Douglas County has a wonderful opportunity to encourage a spirit of cooperation with its neighbor, Carson City, by chipping in funds to pay for a bus service that brings shoppers and employees to its stores.
After all, the county benefits from the people who ride those buses in the form of sales tax spent there.
But will Douglas County ante up? All we have to base our guess on is past behavior, which, unfortunately, is far from cooperation. In fact, the county has refused to pay anything for the bus service in the past.
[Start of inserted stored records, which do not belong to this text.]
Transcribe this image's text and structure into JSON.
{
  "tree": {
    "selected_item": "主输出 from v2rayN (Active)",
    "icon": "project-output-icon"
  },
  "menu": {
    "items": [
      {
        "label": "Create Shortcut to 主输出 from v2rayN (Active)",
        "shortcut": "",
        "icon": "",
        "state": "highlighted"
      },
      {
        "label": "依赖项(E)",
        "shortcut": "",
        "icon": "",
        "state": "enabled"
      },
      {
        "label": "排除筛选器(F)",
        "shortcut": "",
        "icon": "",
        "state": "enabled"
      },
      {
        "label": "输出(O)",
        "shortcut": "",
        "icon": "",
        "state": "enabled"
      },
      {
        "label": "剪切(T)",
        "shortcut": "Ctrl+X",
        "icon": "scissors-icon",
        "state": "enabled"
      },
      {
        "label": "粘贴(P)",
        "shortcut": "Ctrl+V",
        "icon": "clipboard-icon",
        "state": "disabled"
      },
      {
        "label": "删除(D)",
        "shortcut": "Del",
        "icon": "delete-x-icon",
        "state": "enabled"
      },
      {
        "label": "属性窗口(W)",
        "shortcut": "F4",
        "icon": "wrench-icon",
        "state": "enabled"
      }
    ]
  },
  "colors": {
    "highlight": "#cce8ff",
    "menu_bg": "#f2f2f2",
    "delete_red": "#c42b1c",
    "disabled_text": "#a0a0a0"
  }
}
But now that the Washoe County bus service will likely no longer be making trips into Douglas County, it only makes sense for Douglas County to divert the $13,000 it spent on that service to Carson City.
It would send a strange message if they resist, especially since Carson City has subsidized Douglas County by hundreds of thousands of dollars since the state's new tax structure was put in place in 1981.
Douglas County's manager sees the bus system as no big deal, possibly referring to the level of ridership, and suggested they could start a bus service of their own. Presumably, that service would run into Carson City and serve the people who now ride the JAC bus, enabling JAC to focus its service within city limits. And presumably the Douglas system wouldn't seek any subsidies from Carson City, according to the precedent it has set down with its own behavior.
While the city awaits Douglas County's response, commissioners ought to be making contingency plans. Carson City has enough financial woes of its own to deal with and should have no part of ferrying customers to Douglas County stores while getting nothing in return.
This editorial represents the view of the Nevada Appeal Editorial Board.